Des mini reportages sur la vie et les gens de la "capitale du sud". En marges de l'actualité brûlante pour faire découvrir une Chine tantôt drôle, tantôt poignante.
D’abord, dans le train pour Suzhou, je me suis retrouvé à côté d’un Turc au style sophistiqué, et à l’équipement informatique qui ne l’était pas moins. Il pianotait avec un visage pénétré d’importance sur son ordinateur portable. En fait il chattait, mais quiconque l’aurait regardé de loin l’aurait cru au milieu de secrets d’Etats et autres formules confidentielles. Puis il voulut s’occuper les mains, alors il prit des notes dans un carnet, des chiffres qu’il tirait d’un fichier Excell, toujours sur son portable. Il frimait, c’était une évidence. Des chiffres comme ceux-là, dans un tableau Excell comme celui que j’avais sous les yeux, il ne fallait pas sortir de Polytechnique pour savoir qu’ils ne rimaient à rien.
Deux jours plus tard, pour rentrer à Nankin, ma mère me fit la remarque judicieuse que nous attendîmes à la gare la moitié du temps nécessaire pour couvrir la distance Paris Shanghai en avion.
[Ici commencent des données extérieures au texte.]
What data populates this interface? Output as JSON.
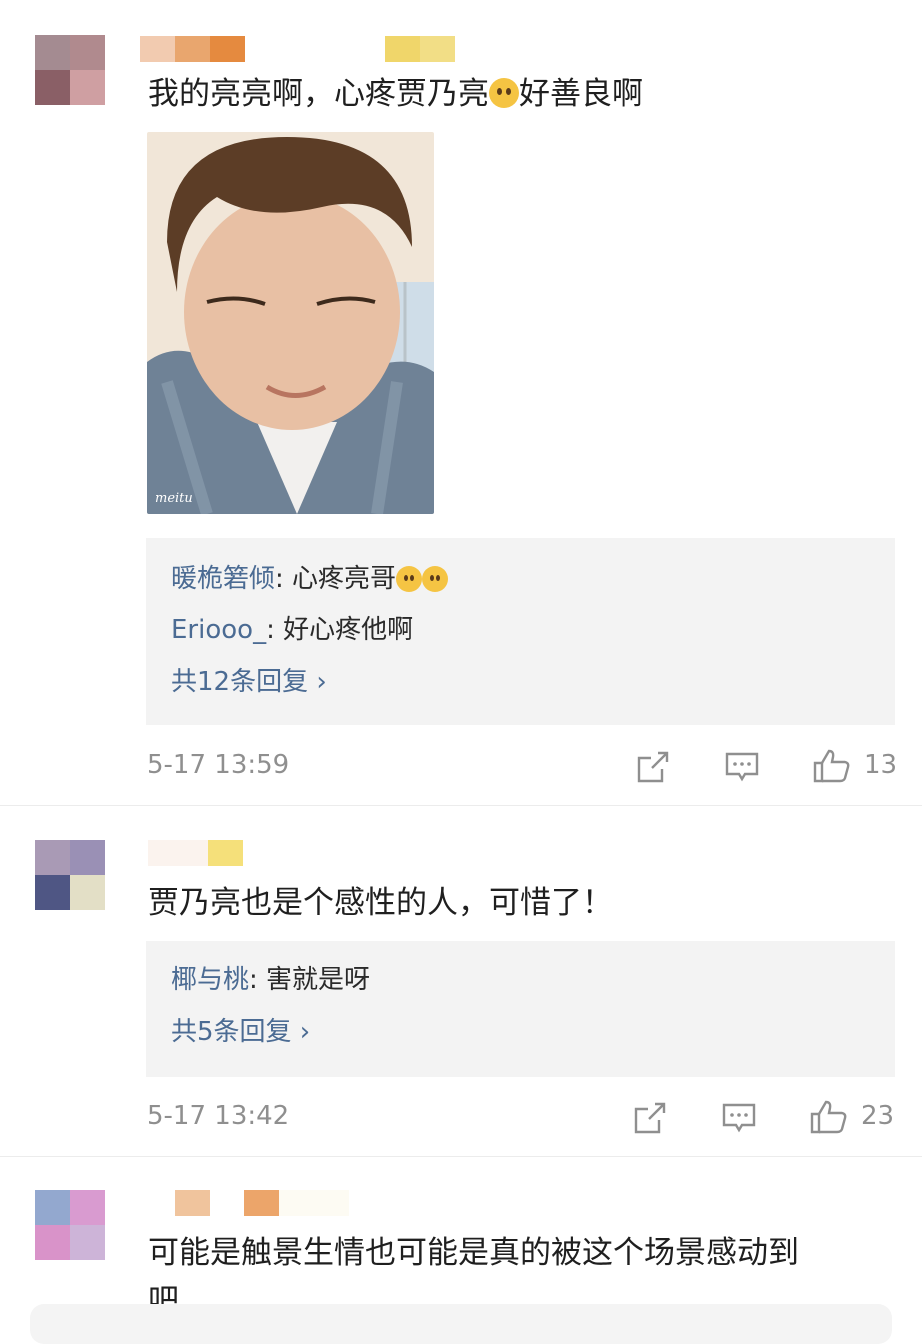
{
  "comments": [
    {
      "text": "我的亮亮啊，心疼贾乃亮",
      "text_after_emoji": "好善良啊",
      "replies": [
        {
          "user": "暖桅箬倾",
          "sep": ":",
          "text": " 心疼亮哥"
        },
        {
          "user": "Eriooo_",
          "sep": ":",
          "text": " 好心疼他啊"
        }
      ],
      "more_replies": "共12条回复 ›",
      "time": "5-17 13:59",
      "likes": "13"
    },
    {
      "text": "贾乃亮也是个感性的人，可惜了！",
      "replies": [
        {
          "user": "椰与桃",
          "sep": ":",
          "text": " 害就是呀"
        }
      ],
      "more_replies": "共5条回复 ›",
      "time": "5-17 13:42",
      "likes": "23"
    },
    {
      "text": "可能是触景生情也可能是真的被这个场景感动到",
      "text_line2": "吧"
    }
  ],
  "photo_watermark": "meitu",
  "colors": {
    "link_blue": "#4b6b93",
    "meta_gray": "#8f8f8f",
    "reply_bg": "#f3f3f3"
  }
}
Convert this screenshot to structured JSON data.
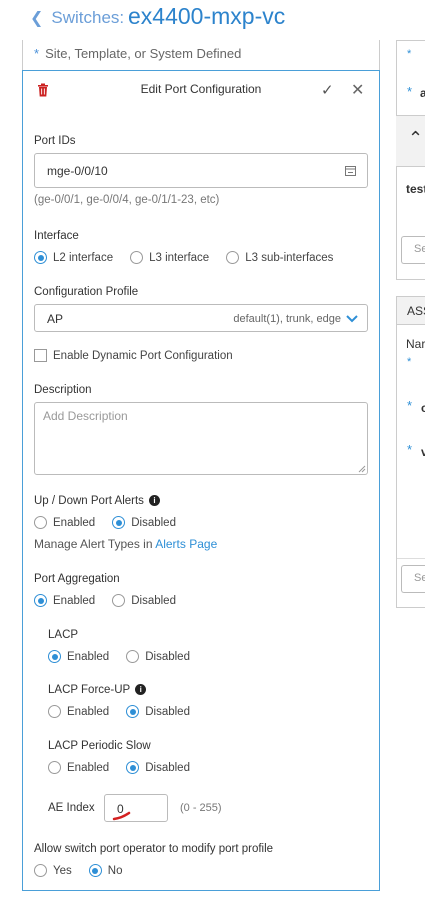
{
  "header": {
    "back_label": "Switches:",
    "device_name": "ex4400-mxp-vc"
  },
  "top_note": "Site, Template, or System Defined",
  "panel": {
    "title": "Edit Port Configuration",
    "port_ids": {
      "label": "Port IDs",
      "value": "mge-0/0/10",
      "hint": "(ge-0/0/1, ge-0/0/4, ge-0/1/1-23, etc)"
    },
    "interface": {
      "label": "Interface",
      "options": [
        "L2 interface",
        "L3 interface",
        "L3 sub-interfaces"
      ],
      "selected": "L2 interface"
    },
    "config_profile": {
      "label": "Configuration Profile",
      "value": "AP",
      "detail": "default(1), trunk, edge"
    },
    "dynamic_port": {
      "label": "Enable Dynamic Port Configuration",
      "checked": false
    },
    "description": {
      "label": "Description",
      "placeholder": "Add Description"
    },
    "port_alerts": {
      "label": "Up / Down Port Alerts",
      "enabled": "Enabled",
      "disabled": "Disabled",
      "selected": "Disabled",
      "manage_text": "Manage Alert Types in",
      "manage_link": "Alerts Page"
    },
    "port_aggregation": {
      "label": "Port Aggregation",
      "enabled": "Enabled",
      "disabled": "Disabled",
      "selected": "Enabled"
    },
    "lacp": {
      "label": "LACP",
      "enabled": "Enabled",
      "disabled": "Disabled",
      "selected": "Enabled"
    },
    "lacp_force_up": {
      "label": "LACP Force-UP",
      "enabled": "Enabled",
      "disabled": "Disabled",
      "selected": "Disabled"
    },
    "lacp_periodic_slow": {
      "label": "LACP Periodic Slow",
      "enabled": "Enabled",
      "disabled": "Disabled",
      "selected": "Disabled"
    },
    "ae_index": {
      "label": "AE Index",
      "value": "0",
      "range": "(0 - 255)"
    },
    "operator_modify": {
      "label": "Allow switch port operator to modify port profile",
      "yes": "Yes",
      "no": "No",
      "selected": "No"
    }
  },
  "right_column": {
    "item_a": "a",
    "item_test": "test",
    "search_placeholder": "Se",
    "section_title": "ASS",
    "name_label": "Nar",
    "item_c": "c",
    "item_v": "v",
    "search_placeholder_2": "Se"
  },
  "colors": {
    "accent": "#2e8fd6",
    "title": "#2c83cc",
    "delete": "#cc2222",
    "annotation": "#d42020"
  }
}
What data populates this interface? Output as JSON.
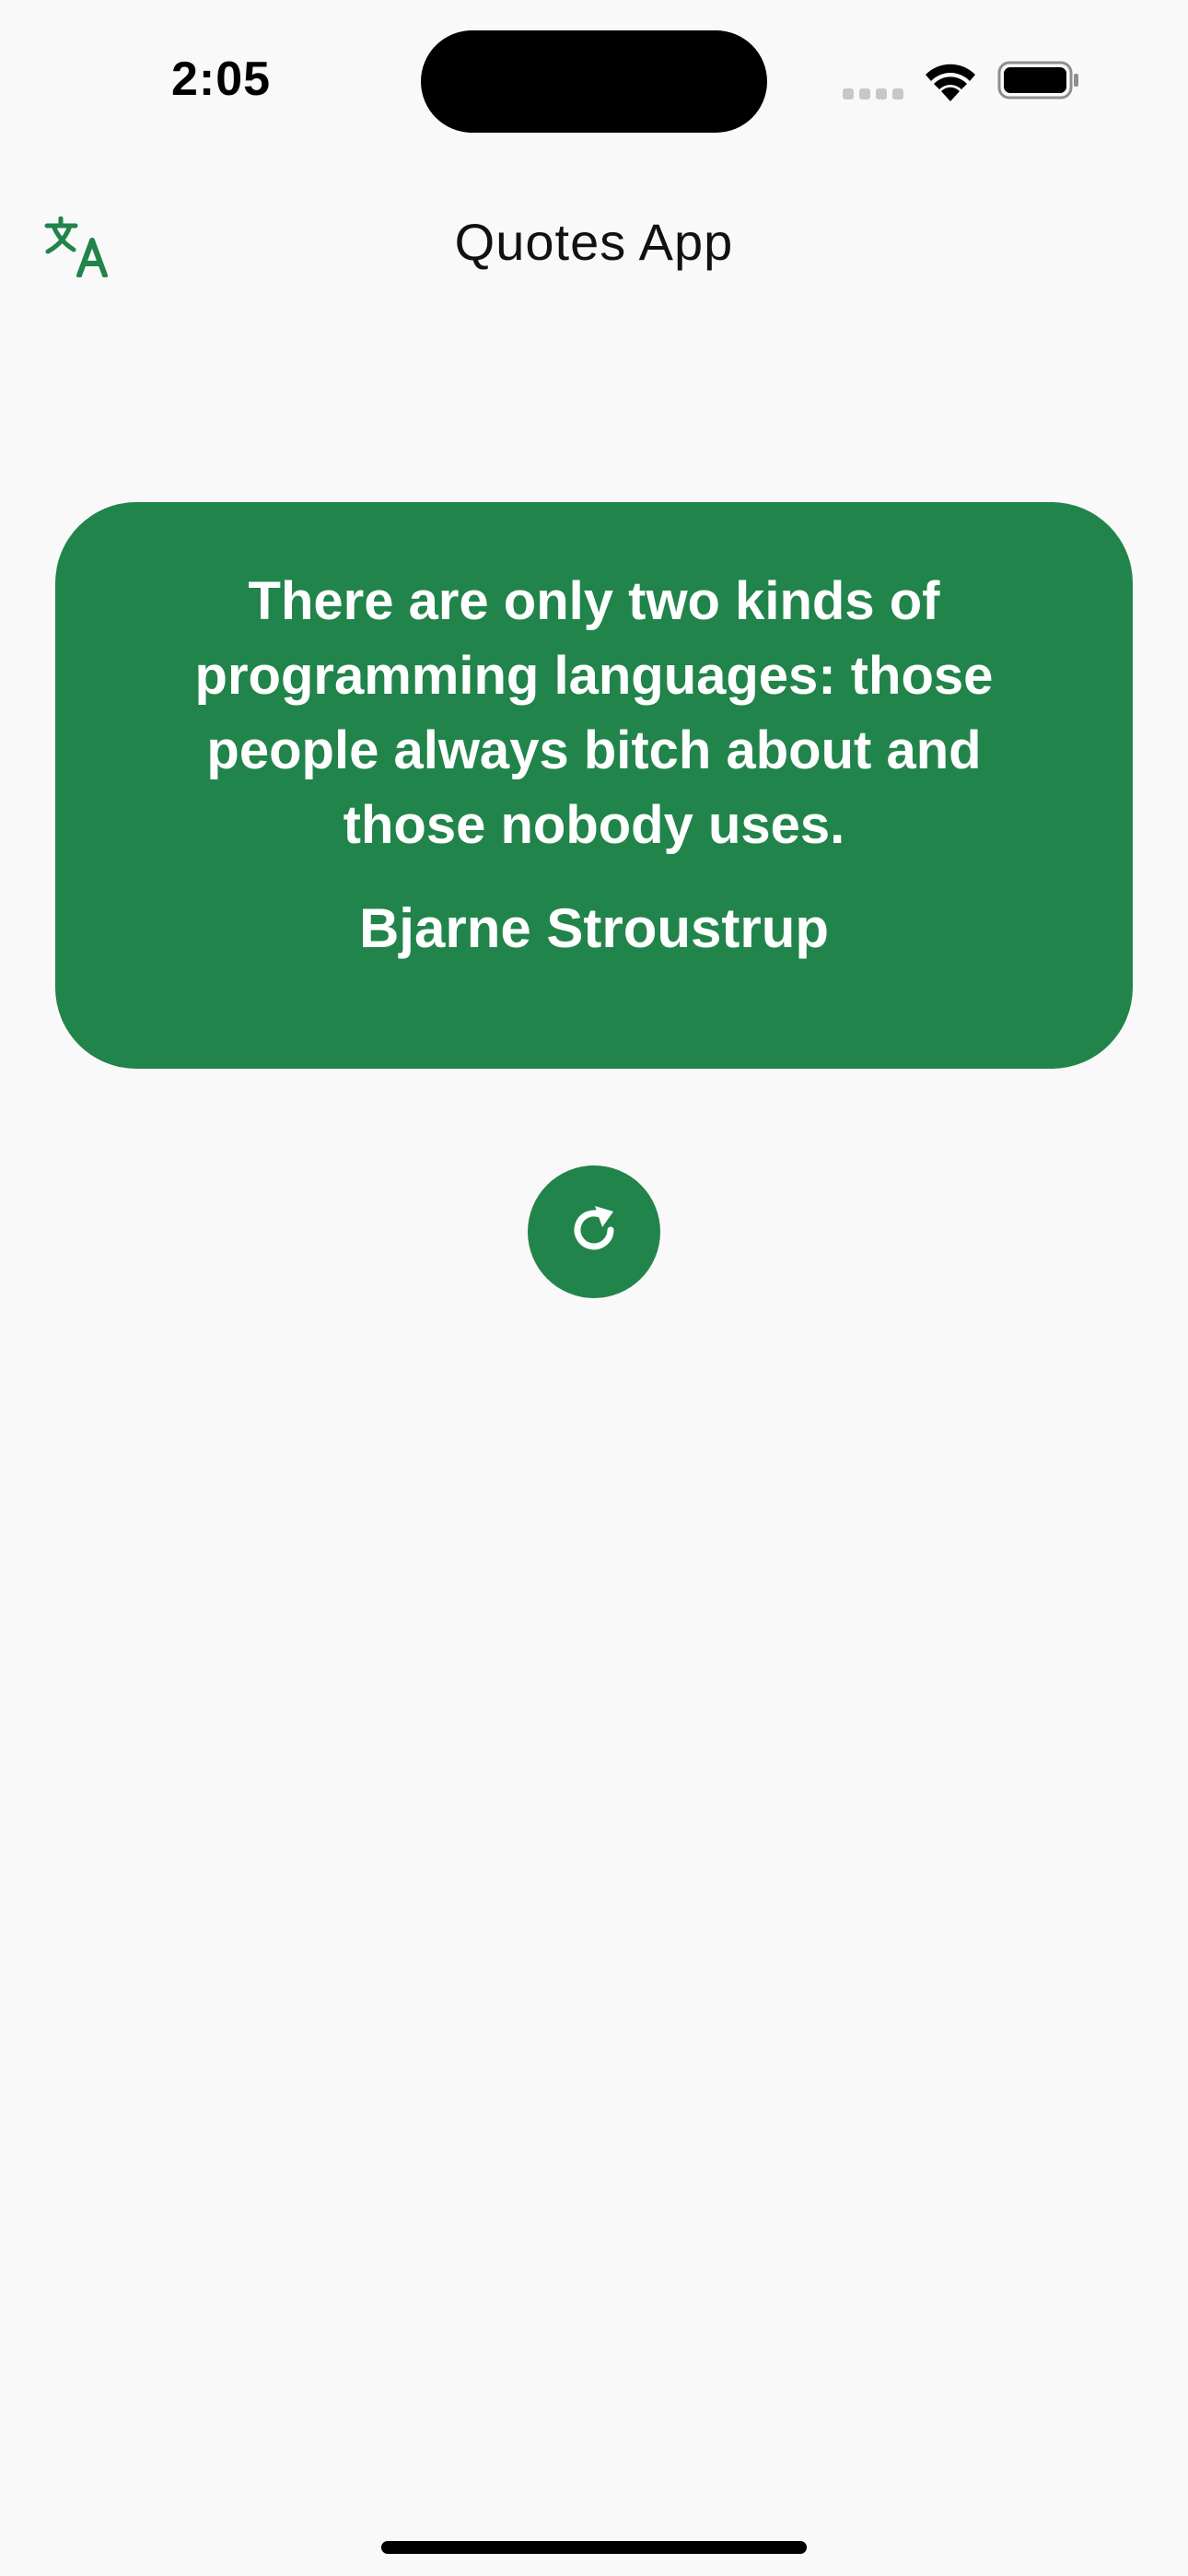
{
  "status_bar": {
    "time": "2:05",
    "signal_icon": "cellular-signal-icon",
    "wifi_icon": "wifi-icon",
    "battery_icon": "battery-icon"
  },
  "app_bar": {
    "title": "Quotes App",
    "translate_icon": "translate-icon"
  },
  "quote": {
    "text": "There are only two kinds of programming languages: those people always bitch about and those nobody uses.",
    "author": "Bjarne Stroustrup"
  },
  "actions": {
    "refresh_icon": "refresh-icon"
  },
  "colors": {
    "accent": "#21844a",
    "background": "#f9f9f9",
    "text_on_accent": "#ffffff"
  }
}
Je cherchai une autre comparaison, trois fois Paris Lyon en TGV, pas loin de quatre matches de football, mais ça n’avait pas le même impact psychologique.
Ma mère trouvait qu’on ne voyait pas beaucoup de femmes enceintes, ce qui était étonnant dans un pays qui grossissait à une telle vitesse que l’équivalent de la France entière naissait tous les cinq ans. Je lui répondis, d’un air docte, qu’en Chine, les femmes n’ayant en général qu’un enfant, il fallait tomber sur une période très réduite de leur vie pour les voir enceinte, ce qui consistait en une forme de coïncidence. En outre, lui dis-je encore (car quand je suis lancé, plus rien ne m’arrête), il faut garder à l’esprit qu’en Chine, où que l’on se trouve, la majorité de la population est ailleurs.
Dans la salle d’attente, où nous attendions, donc, autant de temps qu’un Paris Bucarest en monomoteur, trois filles étaient assises en face de nous. Trois campagnardes qui rentraient dans leur famille après une semaine passée en pension. Au centre était la plus jolie, à la peau blanche et aux yeux petits comme des meurtrières, elle faisait la loi gentiment. Avec la fille de droite, elle faisait les yeux doux et riait, en échange de quoi son amie allait à la poubelle pour jeter ses déchets. La fille de gauche était clairement mise de côté ; elle ne recevait que des sourires polis de la part de la princesse, qui n’était pas du genre à s’abaisser à exclure des courtisanes. J’ai toujours eu un faible pour les princesses, les filles qui en imposent sans rien faire, qui aiment être entourées et qui rayonnent. Leur besoin d’avoir une cour les rend vulnérables et d’une grande générosité intermittente. Ma mère aimait bien la fille de gauche, qu’elle trouvait mignonne et naturelle, alors qu’elle souffrait de ne pas être intégrée dans l’intimité exprimée dans la relation entre Princesse et celle de droite.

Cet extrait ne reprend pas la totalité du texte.